January
OK, two pictures, both by E. Jason Wambsgans. The first, of Lake Shore Drive, would be my guess for most-viewed Tribune picture of the year.
But I really like this eerie, surreal shot of the same scene:
I came in the day after the epic Chicago blizzard—which began on January 31—even though the office was closed, since it was my first week on the job, and wrote a long post about my favorite Chicago political myth and weather myth, which by my calculations makes it the ultimate Chicago story): how the blizzard of 1979 killed Mayor Bilandic's political career. The most interesting (to me at least) thing I found was how an engineering flaw in the CTA cars in use at the time crippled the rolling stock, leading to spotty service, leading to charges that the CTA's contingency plan was racially biased.

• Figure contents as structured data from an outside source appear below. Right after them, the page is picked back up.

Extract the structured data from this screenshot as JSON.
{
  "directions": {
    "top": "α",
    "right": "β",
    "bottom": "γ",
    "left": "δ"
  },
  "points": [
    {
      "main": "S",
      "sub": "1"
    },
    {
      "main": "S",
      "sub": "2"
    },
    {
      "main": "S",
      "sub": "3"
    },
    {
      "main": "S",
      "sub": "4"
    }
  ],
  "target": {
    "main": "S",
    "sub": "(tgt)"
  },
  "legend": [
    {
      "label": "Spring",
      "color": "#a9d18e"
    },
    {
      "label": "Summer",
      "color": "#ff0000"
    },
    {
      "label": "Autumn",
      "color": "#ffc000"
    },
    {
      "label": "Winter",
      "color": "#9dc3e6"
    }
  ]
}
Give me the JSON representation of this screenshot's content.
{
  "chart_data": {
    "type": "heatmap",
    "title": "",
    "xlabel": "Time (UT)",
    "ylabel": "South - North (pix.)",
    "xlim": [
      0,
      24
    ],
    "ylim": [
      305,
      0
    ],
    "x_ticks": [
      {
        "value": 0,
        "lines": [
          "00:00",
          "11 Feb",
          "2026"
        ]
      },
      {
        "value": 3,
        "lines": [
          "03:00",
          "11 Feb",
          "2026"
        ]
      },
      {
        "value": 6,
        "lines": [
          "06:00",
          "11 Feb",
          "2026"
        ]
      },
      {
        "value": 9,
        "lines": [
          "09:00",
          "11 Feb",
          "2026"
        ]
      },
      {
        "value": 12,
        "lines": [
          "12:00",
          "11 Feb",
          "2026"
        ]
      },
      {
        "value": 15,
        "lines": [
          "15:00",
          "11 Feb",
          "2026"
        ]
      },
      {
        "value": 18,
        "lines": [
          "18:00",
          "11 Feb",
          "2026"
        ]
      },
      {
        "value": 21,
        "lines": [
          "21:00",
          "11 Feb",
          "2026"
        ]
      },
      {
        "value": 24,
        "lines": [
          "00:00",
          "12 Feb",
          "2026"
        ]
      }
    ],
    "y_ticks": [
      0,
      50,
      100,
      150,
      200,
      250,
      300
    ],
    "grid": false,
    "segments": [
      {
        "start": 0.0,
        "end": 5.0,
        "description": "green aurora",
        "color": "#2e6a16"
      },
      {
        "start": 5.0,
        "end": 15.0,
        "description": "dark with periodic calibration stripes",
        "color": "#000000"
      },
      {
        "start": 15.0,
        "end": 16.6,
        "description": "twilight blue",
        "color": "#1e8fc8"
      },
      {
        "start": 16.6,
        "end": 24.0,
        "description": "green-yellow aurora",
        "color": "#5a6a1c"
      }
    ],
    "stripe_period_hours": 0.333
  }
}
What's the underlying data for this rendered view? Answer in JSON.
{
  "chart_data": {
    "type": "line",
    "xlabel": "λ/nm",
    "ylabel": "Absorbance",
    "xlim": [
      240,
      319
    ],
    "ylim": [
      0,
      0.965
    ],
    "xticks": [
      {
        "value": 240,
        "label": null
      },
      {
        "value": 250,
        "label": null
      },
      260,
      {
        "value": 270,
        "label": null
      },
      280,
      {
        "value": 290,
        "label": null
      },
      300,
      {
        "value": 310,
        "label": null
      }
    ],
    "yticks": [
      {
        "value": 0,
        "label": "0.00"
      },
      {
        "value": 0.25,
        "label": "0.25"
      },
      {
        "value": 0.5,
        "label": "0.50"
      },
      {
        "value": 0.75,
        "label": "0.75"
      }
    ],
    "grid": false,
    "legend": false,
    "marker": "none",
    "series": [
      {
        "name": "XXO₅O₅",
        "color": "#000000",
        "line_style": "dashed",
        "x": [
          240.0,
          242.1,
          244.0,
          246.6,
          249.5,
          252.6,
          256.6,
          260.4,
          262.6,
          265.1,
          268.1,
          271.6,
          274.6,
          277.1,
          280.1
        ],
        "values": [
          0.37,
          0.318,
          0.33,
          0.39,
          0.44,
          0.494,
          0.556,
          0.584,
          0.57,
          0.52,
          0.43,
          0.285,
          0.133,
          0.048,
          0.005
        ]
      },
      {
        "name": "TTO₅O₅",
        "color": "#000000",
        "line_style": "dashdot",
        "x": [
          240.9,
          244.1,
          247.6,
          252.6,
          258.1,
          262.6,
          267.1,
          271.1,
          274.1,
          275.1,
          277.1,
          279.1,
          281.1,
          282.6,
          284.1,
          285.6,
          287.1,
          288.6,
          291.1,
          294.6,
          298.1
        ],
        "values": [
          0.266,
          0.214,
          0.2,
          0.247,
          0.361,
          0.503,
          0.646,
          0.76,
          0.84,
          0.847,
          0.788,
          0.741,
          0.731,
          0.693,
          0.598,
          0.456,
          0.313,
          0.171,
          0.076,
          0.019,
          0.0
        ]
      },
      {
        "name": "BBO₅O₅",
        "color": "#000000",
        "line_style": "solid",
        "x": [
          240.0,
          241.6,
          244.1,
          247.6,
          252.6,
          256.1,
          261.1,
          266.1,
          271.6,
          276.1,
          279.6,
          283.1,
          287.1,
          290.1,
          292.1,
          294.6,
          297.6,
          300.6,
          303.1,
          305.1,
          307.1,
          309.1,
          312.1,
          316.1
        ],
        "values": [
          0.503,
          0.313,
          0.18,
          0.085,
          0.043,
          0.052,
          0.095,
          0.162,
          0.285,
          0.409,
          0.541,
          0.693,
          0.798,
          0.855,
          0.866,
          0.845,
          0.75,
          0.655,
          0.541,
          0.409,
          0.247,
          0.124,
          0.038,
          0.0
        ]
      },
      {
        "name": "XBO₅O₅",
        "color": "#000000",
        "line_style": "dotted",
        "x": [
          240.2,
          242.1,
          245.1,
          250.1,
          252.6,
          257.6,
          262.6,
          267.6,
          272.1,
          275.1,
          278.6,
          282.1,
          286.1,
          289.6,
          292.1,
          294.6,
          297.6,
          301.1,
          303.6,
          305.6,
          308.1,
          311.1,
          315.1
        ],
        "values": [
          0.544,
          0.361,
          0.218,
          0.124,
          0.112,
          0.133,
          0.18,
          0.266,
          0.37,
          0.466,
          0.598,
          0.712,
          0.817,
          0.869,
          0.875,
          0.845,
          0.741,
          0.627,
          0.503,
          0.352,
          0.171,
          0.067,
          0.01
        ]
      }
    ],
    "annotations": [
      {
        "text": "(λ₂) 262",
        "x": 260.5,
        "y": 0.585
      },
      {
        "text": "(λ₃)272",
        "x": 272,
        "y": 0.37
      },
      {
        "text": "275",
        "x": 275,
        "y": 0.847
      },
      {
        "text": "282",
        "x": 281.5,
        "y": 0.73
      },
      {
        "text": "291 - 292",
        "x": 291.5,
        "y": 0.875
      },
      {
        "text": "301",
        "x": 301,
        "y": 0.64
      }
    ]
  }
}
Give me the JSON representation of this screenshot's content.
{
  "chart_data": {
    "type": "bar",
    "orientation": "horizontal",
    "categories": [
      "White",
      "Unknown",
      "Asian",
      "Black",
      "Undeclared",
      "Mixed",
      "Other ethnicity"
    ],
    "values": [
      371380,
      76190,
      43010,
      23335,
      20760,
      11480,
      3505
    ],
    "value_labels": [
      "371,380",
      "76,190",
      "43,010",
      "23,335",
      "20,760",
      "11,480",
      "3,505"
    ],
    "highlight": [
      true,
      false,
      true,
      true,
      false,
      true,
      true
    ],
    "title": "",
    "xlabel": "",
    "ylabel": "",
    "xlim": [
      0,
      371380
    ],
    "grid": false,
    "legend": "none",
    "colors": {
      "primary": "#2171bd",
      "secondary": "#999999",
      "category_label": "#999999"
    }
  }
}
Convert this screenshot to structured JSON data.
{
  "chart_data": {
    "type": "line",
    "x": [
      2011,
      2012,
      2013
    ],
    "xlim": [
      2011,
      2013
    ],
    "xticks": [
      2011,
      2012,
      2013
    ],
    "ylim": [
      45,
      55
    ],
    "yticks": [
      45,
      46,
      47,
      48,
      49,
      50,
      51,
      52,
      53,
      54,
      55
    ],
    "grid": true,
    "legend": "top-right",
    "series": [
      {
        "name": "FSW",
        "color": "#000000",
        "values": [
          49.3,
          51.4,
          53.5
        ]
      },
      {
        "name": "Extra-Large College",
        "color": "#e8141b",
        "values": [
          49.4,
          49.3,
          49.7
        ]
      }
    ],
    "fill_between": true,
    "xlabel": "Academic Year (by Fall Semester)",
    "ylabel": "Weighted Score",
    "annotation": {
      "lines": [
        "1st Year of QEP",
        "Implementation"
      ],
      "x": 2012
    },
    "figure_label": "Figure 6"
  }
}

Not that all the CTA problems were Bilandic's fault per se. In a long and fascinating analysis of the CTA's problems published on February 4th, David Young discovered that many of the service's problems were years in the making. As the agency added ground-level routes (like the expressway lines) to its elevated lines, snow, ice, and salt became a greater problem—in part because of mere passage but also because it exposed the engines to to the wintry mix through vents designed to cool the engines. And this design flaw led, in part, to the fateful El closures.
A lot of things led to Bilandic's downfall, not least his fumbling public performance. But the vents on CTA engines helped bring down a mayor.